39.1 J’ai obtenu de lui une promesse. Je lui disais :
« Jésus, comme il me plairait de voir la cérémonie de ta majorité ! »
Il m’a répondu :
« Je te la ferai voir dès que nous pourrons être “ entre nous ” sans que le mystère en soit troublé. Tu placeras cette vision après la scène de ma Mère, ma maîtresse d’école et celle de Jude et de Jacques que je t’ai donnée récemment (le 29 octobre). Tu la mettras entre cette scène et la discussion au Temple. »
[…]
39.2 Je vois Marie, penchée sur un baquet ou plutôt une cuvette de terre cuite. Elle mélange quelque chose qui fume dans l’air froid et sec du jardin de Nazareth.
Ce doit être en plein hiver. A part les oliviers, tous les arbres sont dépouillés, de vrais squelettes. Là-haut, un ciel très pur et même un beau soleil, mais qui ne suffit pas à tempérer la bise qui secoue et fait battre les branches dénudées et onduler la frondaison gris-vert des oliviers.
La Vierge est entièrement couverte d’un lourd vêtement marron très foncé.
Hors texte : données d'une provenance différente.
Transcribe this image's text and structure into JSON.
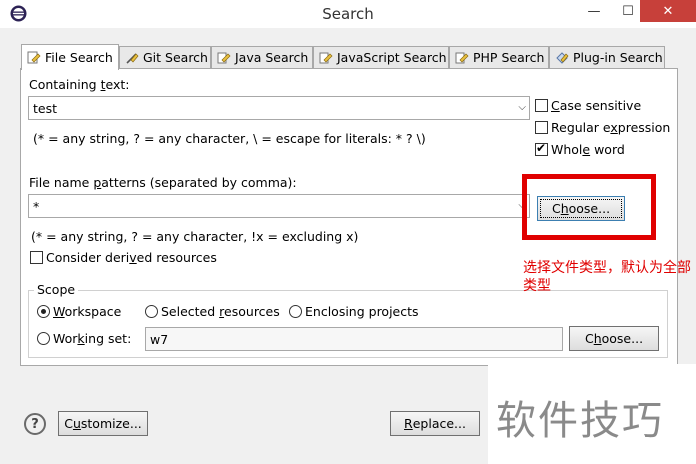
{
  "window": {
    "title": "Search",
    "minimize": "—",
    "maximize": "☐",
    "close": "✕"
  },
  "tabs": [
    {
      "label": "File Search",
      "active": true
    },
    {
      "label": "Git Search"
    },
    {
      "label": "Java Search"
    },
    {
      "label": "JavaScript Search"
    },
    {
      "label": "PHP Search"
    },
    {
      "label": "Plug-in Search"
    }
  ],
  "containing": {
    "label_pre": "Containing ",
    "label_key": "t",
    "label_post": "ext:",
    "value": "test",
    "hint": "(* = any string, ? = any character, \\ = escape for literals: * ? \\)"
  },
  "options": {
    "case_sensitive": {
      "pre": "",
      "key": "C",
      "post": "ase sensitive",
      "checked": false
    },
    "regex": {
      "pre": "Regular e",
      "key": "x",
      "post": "pression",
      "checked": false
    },
    "whole_word": {
      "pre": "Whol",
      "key": "e",
      "post": " word",
      "checked": true
    }
  },
  "patterns": {
    "label_pre": "File name ",
    "label_key": "p",
    "label_post": "atterns (separated by comma):",
    "value": "*",
    "choose_pre": "C",
    "choose_key": "h",
    "choose_post": "oose...",
    "hint": "(* = any string, ? = any character, !x = excluding x)"
  },
  "derived": {
    "pre": "Consider deri",
    "key": "v",
    "post": "ed resources",
    "checked": false
  },
  "scope": {
    "title": "Scope",
    "workspace": {
      "pre": "",
      "key": "W",
      "post": "orkspace",
      "selected": true
    },
    "selected_resources": {
      "pre": "Selected ",
      "key": "r",
      "post": "esources",
      "selected": false
    },
    "enclosing_projects": {
      "pre": "Enclosing projects",
      "key": "",
      "post": "",
      "selected": false
    },
    "working_set": {
      "pre": "Wor",
      "key": "k",
      "post": "ing set:",
      "selected": false,
      "value": "w7"
    },
    "choose_pre": "C",
    "choose_key": "h",
    "choose_post": "oose..."
  },
  "footer": {
    "help": "?",
    "customize_pre": "C",
    "customize_key": "u",
    "customize_post": "stomize...",
    "replace_pre": "",
    "replace_key": "R",
    "replace_post": "eplace..."
  },
  "annotation": {
    "text": "选择文件类型，默认为全部类型",
    "color": "#e00000"
  },
  "watermark": "软件技巧"
}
Elle s’est attaché par-devant une toile grossière, une sorte de tablier pour protéger ses habits. Elle retire du baquet le bâton avec lequel elle brassait le contenu et j’en vois tomber une goutte d’une belle couleur rouge. Marie observe, se mouille un doigt avec les gouttes qui tombent, essaye la couleur sur le tablier. Elle paraît satisfaite.
Elle entre à la maison et en ressort avec plusieurs écheveaux d’une laine très blanche. Elle les plonge un par un dans le baquet avec patience et adresse.
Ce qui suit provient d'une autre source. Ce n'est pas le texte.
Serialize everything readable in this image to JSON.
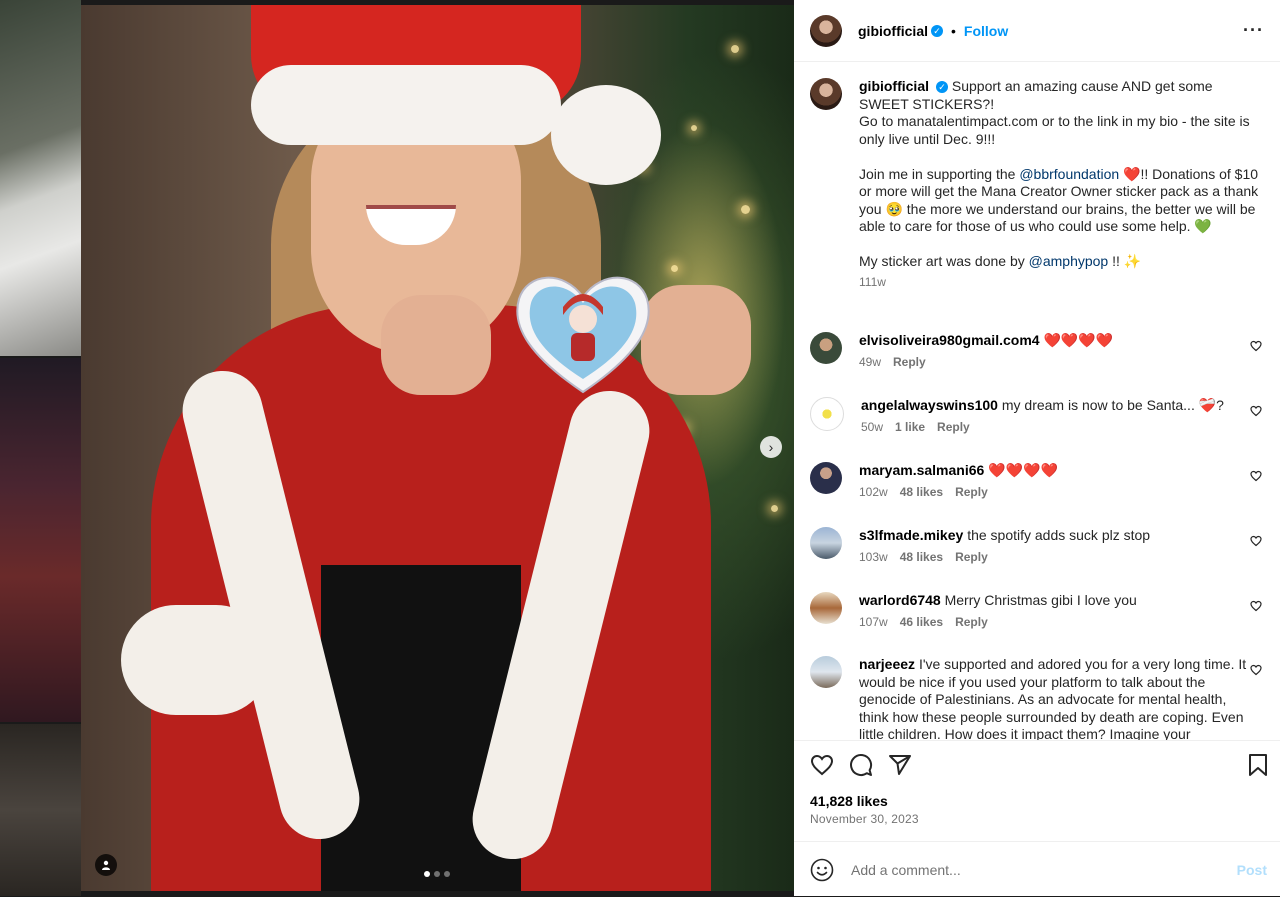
{
  "post": {
    "author": "gibiofficial",
    "follow_label": "Follow",
    "separator": "•",
    "more_label": "···",
    "verified_mark": "✓",
    "caption_lines": [
      "Support an amazing cause AND get some",
      "SWEET STICKERS?!",
      "Go to manatalentimpact.com or to the link in my bio - the site is only live until Dec. 9!!!"
    ],
    "caption_para2_a": "Join me in supporting the ",
    "caption_mention1": "@bbrfoundation",
    "caption_para2_b": " ❤️!! Donations of $10 or more will get the Mana Creator Owner sticker pack as a thank you 🥹 the more we understand our brains, the better we will be able to care for those of us who could use some help. 💚",
    "caption_para3_a": "My sticker art was done by ",
    "caption_mention2": "@amphypop",
    "caption_para3_b": " !! ✨",
    "caption_age": "111w",
    "likes": "41,828 likes",
    "date": "November 30, 2023"
  },
  "comments": [
    {
      "user": "elvisoliveira980gmail.com4",
      "text": "❤️❤️❤️❤️",
      "age": "49w",
      "likes": "",
      "reply": "Reply"
    },
    {
      "user": "angelalwayswins100",
      "text": "my dream is now to be Santa... ❤️‍🩹?",
      "age": "50w",
      "likes": "1 like",
      "reply": "Reply"
    },
    {
      "user": "maryam.salmani66",
      "text": "❤️❤️❤️❤️",
      "age": "102w",
      "likes": "48 likes",
      "reply": "Reply"
    },
    {
      "user": "s3lfmade.mikey",
      "text": "the spotify adds suck plz stop",
      "age": "103w",
      "likes": "48 likes",
      "reply": "Reply"
    },
    {
      "user": "warlord6748",
      "text": "Merry Christmas gibi I love you",
      "age": "107w",
      "likes": "46 likes",
      "reply": "Reply"
    },
    {
      "user": "narjeeez",
      "text": "I've supported and adored you for a very long time. It would be nice if you used your platform to talk about the genocide of Palestinians. As an advocate for mental health, think how these people surrounded by death are coping. Even little children. How does it impact them? Imagine your",
      "age": "",
      "likes": "",
      "reply": ""
    }
  ],
  "composer": {
    "placeholder": "Add a comment...",
    "post_label": "Post"
  },
  "icons": [
    "heart-icon",
    "comment-icon",
    "share-icon",
    "bookmark-icon",
    "emoji-icon",
    "chevron-right-icon",
    "tag-user-icon",
    "verified-icon",
    "more-icon"
  ],
  "carousel": {
    "current": 1,
    "total": 3
  },
  "colors": {
    "accent": "#0095f6",
    "mention": "#00376b",
    "muted": "#737373",
    "post_disabled": "#b2dffc"
  }
}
39.3 Pendant ce travail, entre, venant de l’atelier de Joseph, sa belle-sœur Marie, femme d’Alphée. Elles se saluent et parlent.
« La couleur prend ? demande la femme d’Alphée.
– Je l’espère.
– La femme païenne[72] m’a assuré que c’est exactement la teinte et la méthode que l’on emploie à Rome. On me l’a donnée parce que c’est toi, et parce que tu as fait ces broderies. On dit même qu’à Rome il n’y a personne comme toi pour les travaux d’aiguille. Tu dois te crever les yeux à les faire… »
Marie sourit et fait un mouvement de la tête comme pour dire : « Ce n’est rien ! »
Sa belle-sœur regarde les derniers écheveaux de laine, avant de les montrer à Marie.
« Comme tu les as filés ! On dirait des cheveux tant ils sont fins et réguliers. Tu fais tout à la perfection… et si rapidement ! Ces derniers seront plus clairs ?
– Oui, pour le vêtement. Le manteau est plus sombre. »
Les deux femmes travaillent ensemble au baquet. Puis elles sortent les écheveaux qui sont d’une belle couleur pourpre et elles courent rapidement les plonger dans une eau glacée qui remplit une cuvette sous la petite source qui tombe en faisant un petit bruit de rires contenus. Elles rincent longuement, puis étendent les écheveaux sur des roseaux qu’elles accrochent entre deux branches d’arbre.
« Avec ce vent, ils vont sécher vite et bien, dit la belle-sœur.
– Allons auprès de Joseph. Il y a du feu. Tu dois être gelée, dit Marie. Tu as été gentille de m’aider. J’ai fait vite et avec moins de fatigue. Je t’en remercie.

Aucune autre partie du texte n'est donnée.